28 Février 2015
February 26, 2015
http://mainichi.jp/english/english/newsselect/news/20150226p2a00m0na016000c.html
Several dozen employees at an agricultural cooperative in Fukushima Prefecture were awarded 27.23 million yen in compensation for losing their income due to the nuclear disaster in a settlement mediated by the Nuclear Damage Compensation Dispute Resolution Center, it has been learned.
Seventy-nine employees at JA Soma in the city of Minamisoma won the compensation in an out-of-court settlement mediated by the government-backed alternative dispute resolution (ADR) center after Tokyo Electric Power Co. (TEPCO) refused to compensate them.

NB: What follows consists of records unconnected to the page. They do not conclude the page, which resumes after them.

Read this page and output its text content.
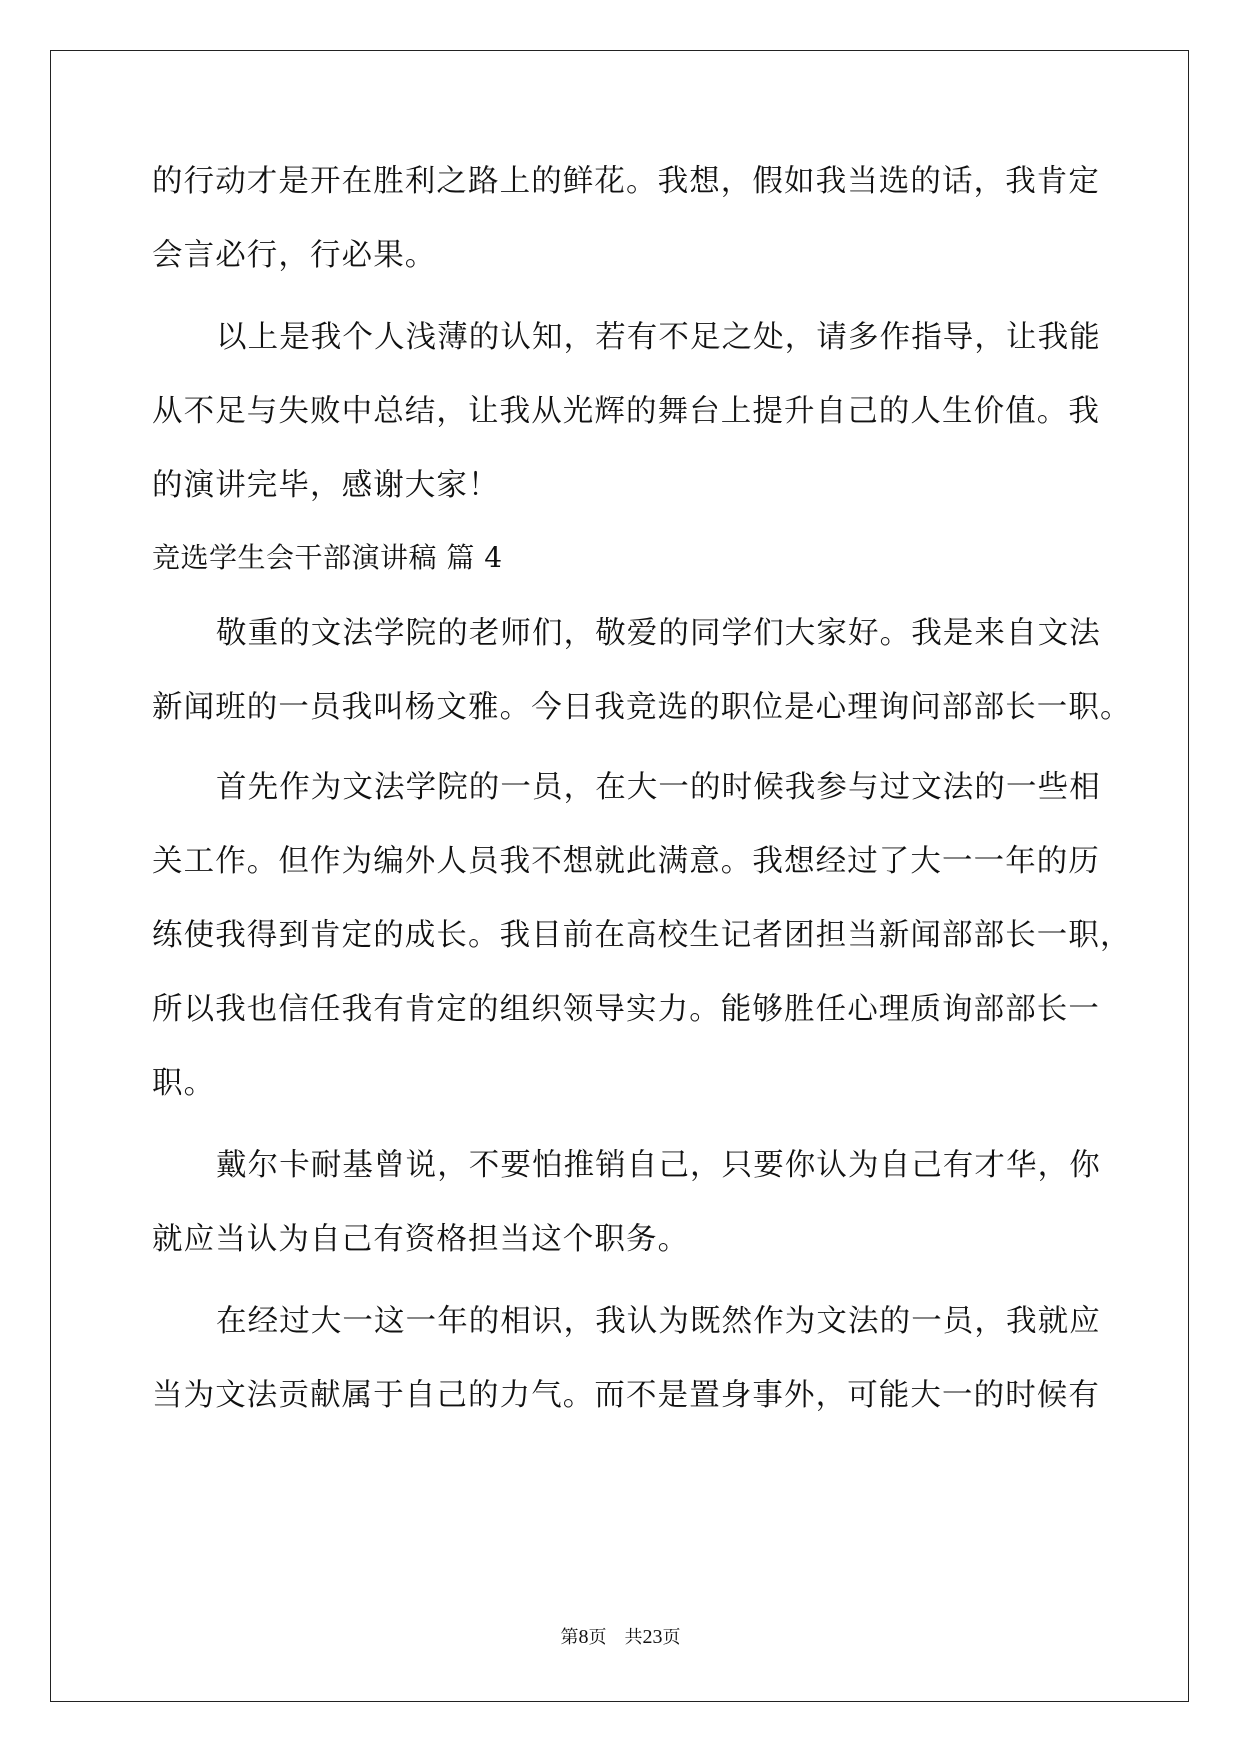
的行动才是开在胜利之路上的鲜花。我想，假如我当选的话，我肯定
会言必行，行必果。
以上是我个人浅薄的认知，若有不足之处，请多作指导，让我能
从不足与失败中总结，让我从光辉的舞台上提升自己的人生价值。我
的演讲完毕，感谢大家！
竞选学生会干部演讲稿 篇 4
敬重的文法学院的老师们，敬爱的同学们大家好。我是来自文法
新闻班的一员我叫杨文雅。今日我竞选的职位是心理询问部部长一职。
首先作为文法学院的一员，在大一的时候我参与过文法的一些相
关工作。但作为编外人员我不想就此满意。我想经过了大一一年的历
练使我得到肯定的成长。我目前在高校生记者团担当新闻部部长一职，
所以我也信任我有肯定的组织领导实力。能够胜任心理质询部部长一
职。
戴尔卡耐基曾说，不要怕推销自己，只要你认为自己有才华，你
就应当认为自己有资格担当这个职务。
在经过大一这一年的相识，我认为既然作为文法的一员，我就应
当为文法贡献属于自己的力气。而不是置身事外，可能大一的时候有
第8页 共23页
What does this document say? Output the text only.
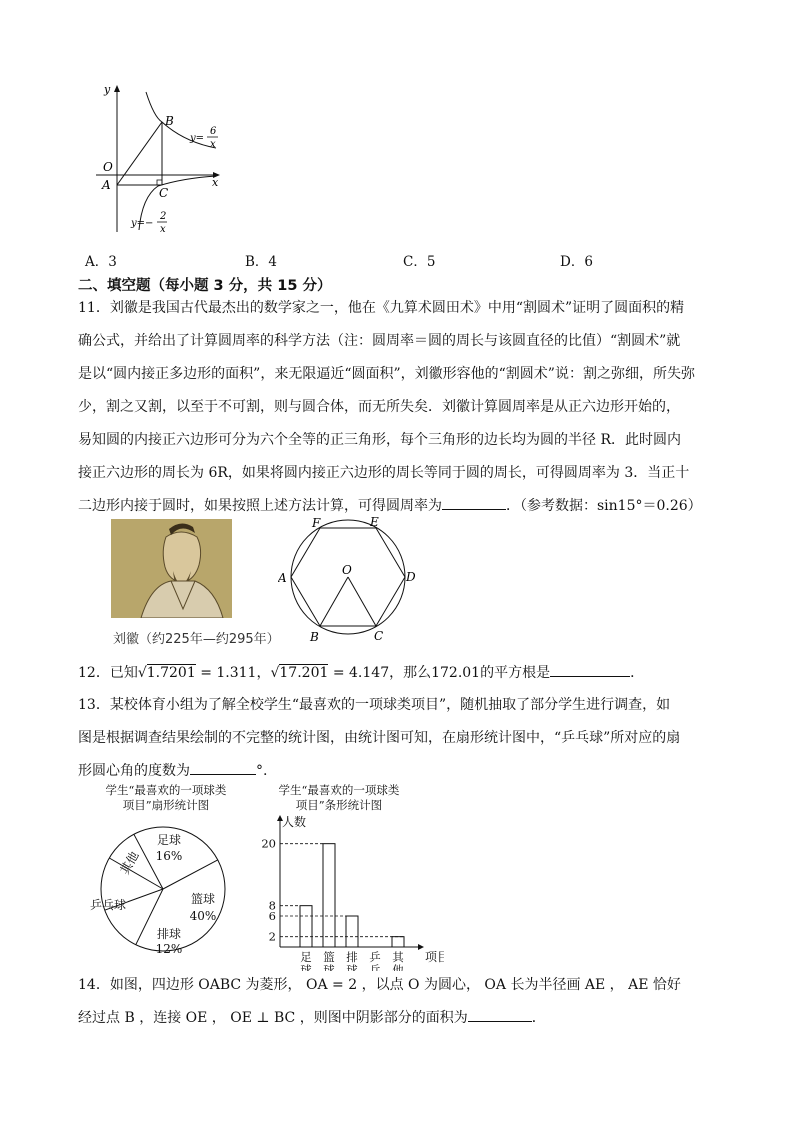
y
x
O
A
B
C
y=
6
x
y=−
2
x
A．3	B．4	C．5	D．6
二、填空题（每小题 3 分，共 15 分）
11．刘徽是我国古代最杰出的数学家之一，他在《九算术圆田术》中用“割圆术”证明了圆面积的精
确公式，并给出了计算圆周率的科学方法（注：圆周率＝圆的周长与该圆直径的比值）“割圆术”就
是以“圆内接正多边形的面积”，来无限逼近“圆面积”，刘徽形容他的“割圆术”说：割之弥细，所失弥
少，割之又割，以至于不可割，则与圆合体，而无所失矣．刘徽计算圆周率是从正六边形开始的，
易知圆的内接正六边形可分为六个全等的正三角形，每个三角形的边长均为圆的半径 R．此时圆内
接正六边形的周长为 6R，如果将圆内接正六边形的周长等同于圆的周长，可得圆周率为 3．当正十
二边形内接于圆时，如果按照上述方法计算，可得圆周率为	．（参考数据：sin15°＝0.26）
刘徽（约225年—约295年）
F	E
A
O	D
B	C
12．已知√1.7201 = 1.311，√17.201 = 4.147，那么172.01的平方根是	．
13．某校体育小组为了解全校学生“最喜欢的一项球类项目”，随机抽取了部分学生进行调查，如
图是根据调查结果绘制的不完整的统计图，由统计图可知，在扇形统计图中，“乒乓球”所对应的扇
形圆心角的度数为	°.
学生“最喜欢的一项球类
项目”扇形统计图
足球
16%
篮球
40%
排球
12%
乒乓球
其他
学生“最喜欢的一项球类
项目”条形统计图
人数
项目
足
球
篮
球
排
球
乒
乓
其
他
2
6
8
20
14．如图，四边形 OABC 为菱形， OA = 2 ，以点 O 为圆心， OA 长为半径画 AE ， AE 恰好
经过点 B ，连接 OE ， OE ⊥ BC ，则图中阴影部分的面积为	．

"The settlement attached importance to the actual damage, unlike TEPCO's formalities that drew a line (for compensation eligibility)," said Naoto Akiyama, a lawyer specialized in the issue of nuclear damage compensation, in praising the settlement.
According to sources close to the case, JA Soma's service area covers the cities of Minamisoma and Soma as well as the village of Iitate and the town of Shinchi. In the wake of the Fukushima No. 1 Nuclear Power Plant disaster, JA Soma's business deteriorated, forcing it to cut back on its bonuses on seven occasions between the spring of 2011 and the spring of 2013.
All of JA Soma's 405 employees at the time filed a compensation claim with TEPCO, but the utility refused to pay damage to 79 of them on the grounds that they were living and working at offices in Soma and Shinchi, where evacuation orders were not in place.
The 79 employees filed a case with the ADR center in November 2013, saying, "It is unfair for the compensation coverage to be different depending on where we work, considering the fact that we are hired under the same terms of employment."
The ADR center's mediator made a settlement proposal to TEPCO, asking the utility to pay compensation to the plaintiffs. TEPCO accepted the proposal in January this year, stating, "We understand that the center gave consideration to the specific circumstances, where the employees were working at an agricultural cooperative that was seriously affected by the nuclear plant accident."
Lawyer Akiyama said, "The settlement has paved the way for the possibility of employees of businesses being awarded compensation even if they were working outside areas subject to damage coverage, as long as their businesses' service areas were partially inside the compensated zones."
A public relations official at TEPCO's Fukushima Revitalization Headquarters said, "There have been other cases settled via ADR, but we can't disclose the content."